65 Les effectifs se comptent en plusieurs dizaines, voire en plusieurs centaines d’enfants : la première salle, rue du

Bac, accueille rapidement une centaine d’enfants de 18 mois à 7 ans, encadrés par 2 religieuses (Luc, 1997, p. 19). D. Cochin recommande plus d’une personne au-dessus de 50 ou 60 enfants, 2 pour 100 enfants et 3 pour 200 (Co- chin, 1834, p. 180). M. Pape-Carpantier, lorsqu’elle abandonne provisoirement sa place à l’asile de la Frèche, pour cause d’épuisement, accueillait, avec l’aide de sa mère, 140 enfants (Cosnier, 2003, p. 75).
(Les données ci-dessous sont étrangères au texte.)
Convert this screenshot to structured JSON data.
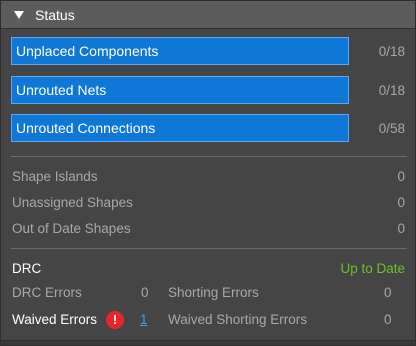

A Reims au milieu du siècle, les effectifs se montent à 400 ; à Lille en 1868, on fait état d’un asile recevant de 480 à 520 enfants ; au Havre en 1872 « les six asiles congréganistes publics – jugés "monstrueux" pour les plus gros d’entre eux – reçoivent respectivement 165, 268, 463, 515, 613 et 680 enfants (Luc, 1997, p. 348) Les moyennes nationales d’inscrits par salle sont à l’avenant : 92 en 1840, 67 en 1846, 90 en 1950, 117 en 1863, 123 en 1872, 132 en 1879 (Luc, 1997, p. 263).